Yes, it was great walking across the landscape and history of Jerusalem that day!  On infinite skyscrapers: I think that I was assimilating the possibility of an infinite skyscraper as a metaphor for the human mind, and I would have used the phrase "my mind" then only because that's the only mind that I can fully inspect, being unable to directly observe what's inside anybody else's mind.)
And I agree that it can be very valuable to shift our focus sometimes from economic theory to another deep perspective like philosophy. I like your arc from the purity of a tuning fork to the need to actually experiment!
But what struck me most was that, when you tried expressing your economics questions in this alternative literary form, you found yourself driven to add footnotes and an epilogue. I had an almost isomorphic experience in the 1990s when I decided to try writing on questions of social theory in the form of religious myths.  I probably showed this to you at some point. I read all this stuff about how the Bible was written and wanted to try writing something like a strand that could have gone into the book of Genesis. After writing and polishing it late nights before for a couple of years, I finished something that pleased me, and it's still on the web at <https://home.uchicago.edu/~rmyerson/jashar.htm>.

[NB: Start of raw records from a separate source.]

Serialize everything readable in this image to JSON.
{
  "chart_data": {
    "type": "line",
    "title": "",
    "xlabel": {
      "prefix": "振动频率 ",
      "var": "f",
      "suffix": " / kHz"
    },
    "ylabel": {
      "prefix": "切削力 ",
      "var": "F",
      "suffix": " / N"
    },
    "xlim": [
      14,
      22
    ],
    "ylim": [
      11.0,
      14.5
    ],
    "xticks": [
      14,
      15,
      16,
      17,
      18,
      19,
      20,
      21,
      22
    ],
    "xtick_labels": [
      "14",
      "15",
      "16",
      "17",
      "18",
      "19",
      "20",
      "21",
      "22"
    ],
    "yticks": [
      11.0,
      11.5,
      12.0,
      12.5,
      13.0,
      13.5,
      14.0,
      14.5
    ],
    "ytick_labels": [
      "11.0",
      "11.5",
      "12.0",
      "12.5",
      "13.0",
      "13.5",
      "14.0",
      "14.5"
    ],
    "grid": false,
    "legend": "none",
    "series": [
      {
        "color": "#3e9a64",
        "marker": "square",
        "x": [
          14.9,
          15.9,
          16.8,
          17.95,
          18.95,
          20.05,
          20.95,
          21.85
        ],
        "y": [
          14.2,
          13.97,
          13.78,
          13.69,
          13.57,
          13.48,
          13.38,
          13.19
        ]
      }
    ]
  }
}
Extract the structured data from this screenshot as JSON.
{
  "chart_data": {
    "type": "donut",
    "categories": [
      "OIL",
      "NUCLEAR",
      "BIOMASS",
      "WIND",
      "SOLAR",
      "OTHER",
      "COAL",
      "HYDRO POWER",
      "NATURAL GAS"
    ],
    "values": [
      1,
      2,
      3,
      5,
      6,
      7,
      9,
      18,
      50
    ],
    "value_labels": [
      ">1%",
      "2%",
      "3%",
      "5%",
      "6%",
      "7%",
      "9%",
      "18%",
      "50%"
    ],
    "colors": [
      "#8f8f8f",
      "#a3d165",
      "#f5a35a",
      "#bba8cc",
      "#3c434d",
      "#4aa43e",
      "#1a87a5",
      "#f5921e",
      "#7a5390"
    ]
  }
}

But notice, after I wrote the basic text in six short sections, I found myself driven to write a "commentary" that was much longer to explain the whole thing, and then I felt compelled to add an apology after all that.  I feel sure that your evolution from basic text to much longer footnotes and then epilogue was driven by the same need, first to decode the alternative code, and then acknowledge the oddness of the whole exercise when people expect us to stay within one standard discipline.
One other work that actually succeeds in combining the economic perspective with a literary or humanities perspective is Morton Shapiro and Gary Saul Morson's "Cents and Sensibility."
https://www.amazon.com/Cents-Sensibility-Economics-Learn-Humanities/dp/0691183228/

Roger Myerson

Date of Publication: September 2019.